The Canadian energy giant's first-quarter profit rose to almost $1.5-billion, or $1.01 a share, from $1.1-billion or 72 cents a year earlier.

Operating profit surged to almost $1.8-billion, or $1.22 a share, from about $1.4-billion or 90 cents.

"Investments made at oil sands increased our operational flexibility, allowing us to produce higher margin barrels," said chief executive officer Steve Williams.

"Our integrated model combined with improved market access allowed us to maximize the value of every barrel we produced."

IBM increases dividend
IBM Corp. unveiled a gift to shareholders today, a hike of 16 per cent in its quarterly dividend.

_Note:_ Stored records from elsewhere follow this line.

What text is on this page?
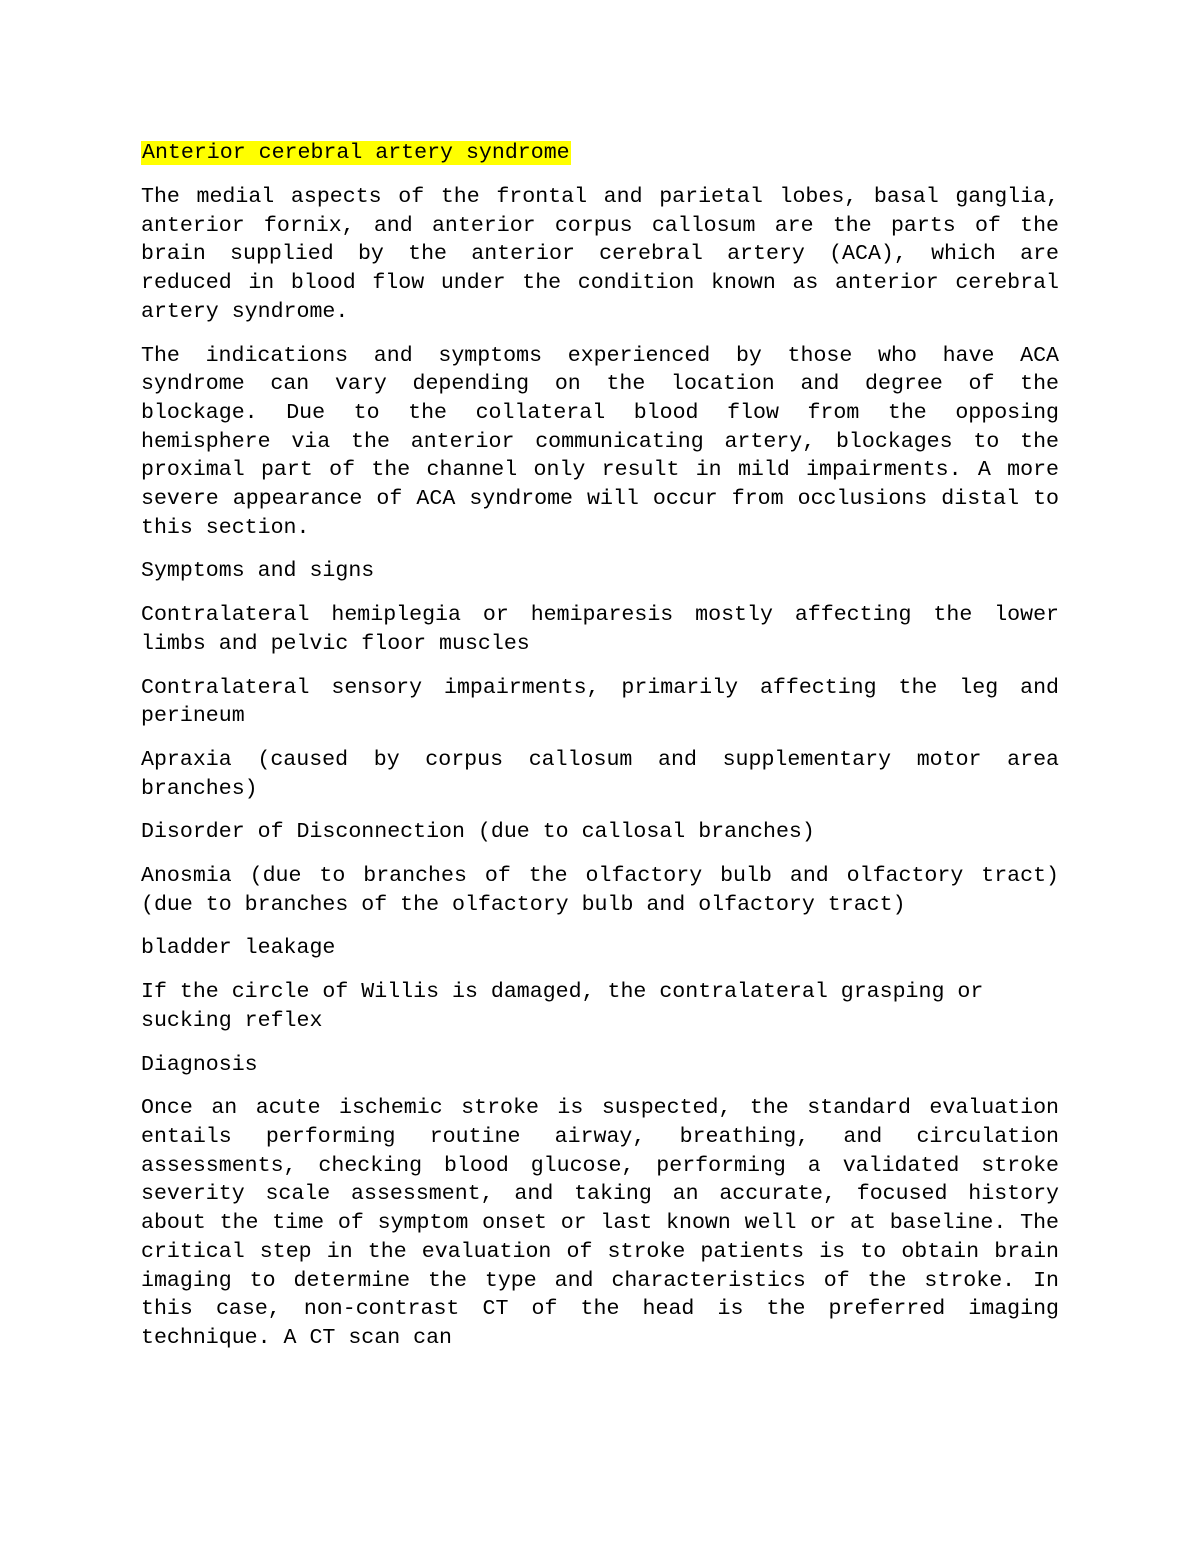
Anterior cerebral artery syndrome

The medial aspects of the frontal and parietal lobes, basal ganglia, anterior fornix, and anterior corpus callosum are the parts of the brain supplied by the anterior cerebral artery (ACA), which are reduced in blood flow under the condition known as anterior cerebral artery syndrome.

The indications and symptoms experienced by those who have ACA syndrome can vary depending on the location and degree of the blockage. Due to the collateral blood flow from the opposing hemisphere via the anterior communicating artery, blockages to the proximal part of the channel only result in mild impairments. A more severe appearance of ACA syndrome will occur from occlusions distal to this section.

Symptoms and signs

Contralateral hemiplegia or hemiparesis mostly affecting the lower limbs and pelvic floor muscles

Contralateral sensory impairments, primarily affecting the leg and perineum

Apraxia (caused by corpus callosum and supplementary motor area branches)

Disorder of Disconnection (due to callosal branches)

Anosmia (due to branches of the olfactory bulb and olfactory tract) (due to branches of the olfactory bulb and olfactory tract)

bladder leakage

If the circle of Willis is damaged, the contralateral grasping or sucking reflex

Diagnosis

Once an acute ischemic stroke is suspected, the standard evaluation entails performing routine airway, breathing, and circulation assessments, checking blood glucose, performing a validated stroke severity scale assessment, and taking an accurate, focused history about the time of symptom onset or last known well or at baseline. The critical step in the evaluation of stroke patients is to obtain brain imaging to determine the type and characteristics of the stroke. In this case, non-contrast CT of the head is the preferred imaging technique. A CT scan can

The U.S. giant boosted the dividend to $1.10 (U.S.) from 95 cents.

"IBM has increased its dividend by over 800 per cent since the beginning of 2000 and doubled the dividend in the past five years," the company said.

"With the payment of the June 10 dividend, IBM will have paid consecutive quarterly dividends every year since 1916."

Sinopec in LNG deal
A liquefied natural gas project in British Columbia led by Malaysia's state-owned Petronas continues to gather momentum with the addition of a fourth Asian partner, The Globe and Mail's Bertrand Marotte reports.

China Petrochemical Corp. (Sinopec) has agreed to take a 15-per-cent equity stake in the Pacific Northwest LNG project.

Sinopec has also agreed to purchase three million tonnes per year of LNG over 20 years, sourced primarily from Pacific Northwest, in addition to 1.8 million tonnes yearly in an equity offtake.

U.K. growth up
The British economy expanded in the first quarter of the year by 0.8 per cent, a "mildly disappointing" showing but still the best since late 2007 on an annual basis.

The gain was driven by services industries, according to the Office for National Statistics today.

"Britain's output gap remains sizeable, but its economy is on pace to lead the G7 in growth, which could push the Bank of England to be among the first central banks to tighten policy (we think the first hike isn't until 2015, but there's some speculation about a late-2014 move)," said senior economist Benjamin Reitzes of BMO Nesbitt Burns, who described the ONS report as "mildly disappointing."

"The first estimate for GDP is on the industry side, with all but three industries recording growth in the quarter; mining, electric utilities and agricultures weakened. Services were up a solid 0.9 per cent, while manufacturing gained 1.3 per cent, the best pace in nearly four years."